O destaque no noticiário de hoje é o Black Friday, dia de supostas megas promoções. Há 3 anos as grandes lojas de e-commerce importaram esta tradição americana (aonde os descontos acontecem de verdade, e há também um contexto cultural que justifica a data). Nas redes sociais e caixas de e-mail pipocam pseudo-promoções e também piadas como:

“Black Friday Day Brasil: Tudo pela metade do dobro”

E há também uma série de questionamentos sobre a temporada de compra que começa oficialmente se seguirá até o Natal. Para iniciar a conversa, primeiro vale destacar a diferença entre consumo e consumismo segundo o dicionário Michaelis:

Consumo: Função da vida econômica que consiste na utilização direta das riquezas produzidas.

Consumismo: Situação caracterizada pela produção e consumo ilimitados de bens duráveis, sobretudo artigos supérfluos.

Não há nada de errado em querer consumir, o consumo é o que faz a roda da economia girar, por exemplo gerando empregos, e foi a alta do consumo interno com a ascensão da nova classe média, que manteve o Brasil relativamente seguro apesar da grave crise econômica nos chamados países de primeiro mundo. Sendo assim, não há nada de errado em você aproveitar os descontos (isso quando eles existem) para adquirir algo que você necessite. Mas é exatamente nesta última palavra, “necessidade” que está o xis da questão.

O problema é que estamos seguindo o conceito de felicidade que foi exatamente o motivo da derrocada do sonho americano, o consumo por status, ou melhor, o consumismo. Aonde só somos plenamente felizes e realizados se adquirirmos aquele bem que muitas vezes não precisamos mas que todo mundo tem, se os outros tem, porque não terei?  E acabamos consumindo sem que haja a necessidade daquele bem e muitas vezes sem planejamento, o que gera endividamento, lembra da moratória americana?

Consumimos por impulso, porque está barato, e não porque necessitamos daquele item. E os lojistas que sabem disso criam uma oportunidade de aumentar as suas vendas. E eles estão errados? Este é o core business deles, vender e gerar lucro. Se você não escolhe o que compra ou não faz planejamento não coloque a culpa do Black Friday, e sim no seu consumismo.

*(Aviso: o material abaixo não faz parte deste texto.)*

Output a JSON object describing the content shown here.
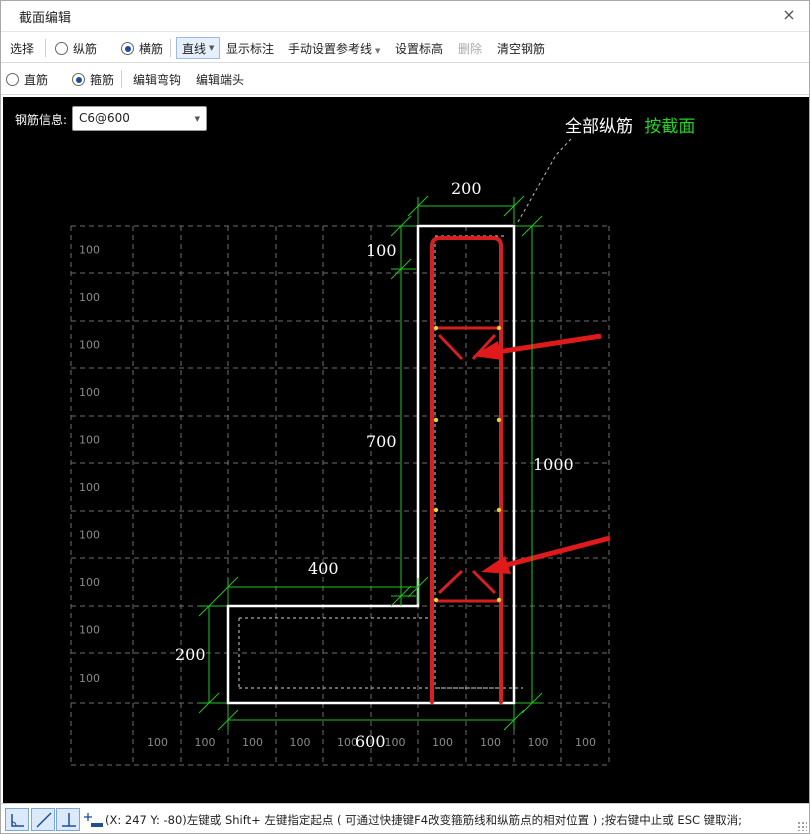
{
  "window": {
    "title": "截面编辑",
    "close_glyph": "×"
  },
  "toolbar1": {
    "select_label": "选择",
    "longitudinal_label": "纵筋",
    "transverse_label": "横筋",
    "line_mode_label": "直线",
    "show_dims_label": "显示标注",
    "manual_ref_label": "手动设置参考线",
    "set_elevation_label": "设置标高",
    "delete_label": "删除",
    "clear_rebar_label": "清空钢筋"
  },
  "toolbar2": {
    "straight_label": "直筋",
    "stirrup_label": "箍筋",
    "edit_hook_label": "编辑弯钩",
    "edit_end_label": "编辑端头"
  },
  "canvas": {
    "rebar_info_label": "钢筋信息:",
    "rebar_info_value": "C6@600",
    "annotation_white": "全部纵筋",
    "annotation_green": "按截面",
    "grid_label": "100",
    "dims": {
      "top_width": "200",
      "top_cover": "100",
      "web_height": "700",
      "total_height": "1000",
      "flange_length": "400",
      "flange_height": "200",
      "bottom_width": "600"
    },
    "colors": {
      "grid": "#6e6e6e",
      "section": "#ffffff",
      "dimension": "#22c422",
      "rebar": "#d42020",
      "arrow": "#e01a1a",
      "annotation_green": "#21d421"
    }
  },
  "statusbar": {
    "text": "(X: 247 Y: -80)左键或 Shift+ 左键指定起点 ( 可通过快捷键F4改变箍筋线和纵筋点的相对位置 ) ;按右键中止或 ESC 键取消;"
  }
}
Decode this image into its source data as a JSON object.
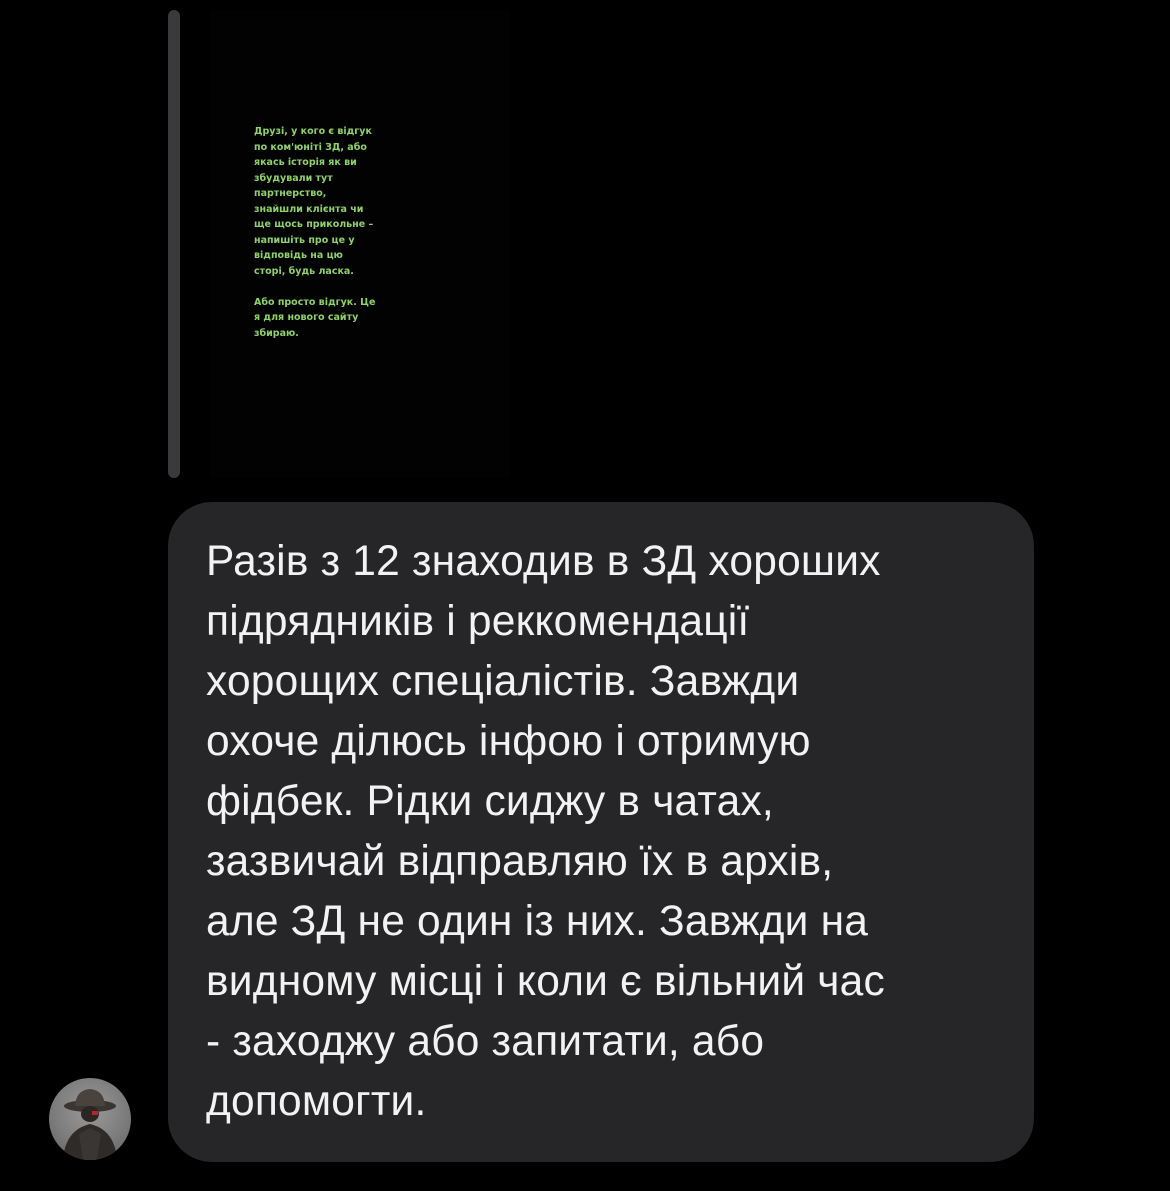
{
  "story_reply": {
    "story_text": "Друзі, у кого є відгук\nпо ком'юніті ЗД, або\nякась історія як ви\nзбудували тут\nпартнерство,\nзнайшли клієнта чи\nще щось прикольне –\nнапишіть про це у\nвідповідь на цю\nсторі, будь ласка.\n\nАбо просто відгук. Це\nя для нового сайту\nзбираю.",
    "text_color": "#8fd16a"
  },
  "message": {
    "text": "Разів з 12 знаходив в ЗД хороших\nпідрядників і реккомендації\nхорощих спеціалістів. Завжди\nохоче ділюсь інфою і отримую\nфідбек. Рідки сиджу в чатах,\nзазвичай відправляю їх в архів,\nале ЗД не один із них. Завжди на\nвидному місці і коли є вільний час\n- заходжу або запитати, або\nдопомогти.",
    "bubble_color": "#262628",
    "text_color": "#f2f2f2"
  },
  "sender": {
    "avatar_icon": "person-in-hat-avatar"
  }
}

Na contra-mão de todo este impulso ao consumismo surgiu no Canadá o Dia Sem Compras – ou ‘Buy Nothing Day’, em inglês – o movimento não se limita a propor que você fique 1 dia sem adquirir algo novo – o que seria até fácil – mas em refletir sobre seus hábitos de consumo. A @samegui  em seu blog propôs uma reflexão: Para quê passar um dia sem comprar?

O movimento serve como alerta para as conseqüências ambientais e éticas do consumismo, afinal tudo que é comprado tem um impacto sobre o meio ambiente e a população. Todos sabemos que reciclar é bom para o planeta, mas consumir menos é essencial num mundo de recursos cada vez mais escassos. Como consumidores, temos que questionar nossos hábitos de consumo, a real necessidade de comprar determinados produtos, entender o papel da publicidade nesse ciclo e demandar posturas mais responsáveis por parte das empresas.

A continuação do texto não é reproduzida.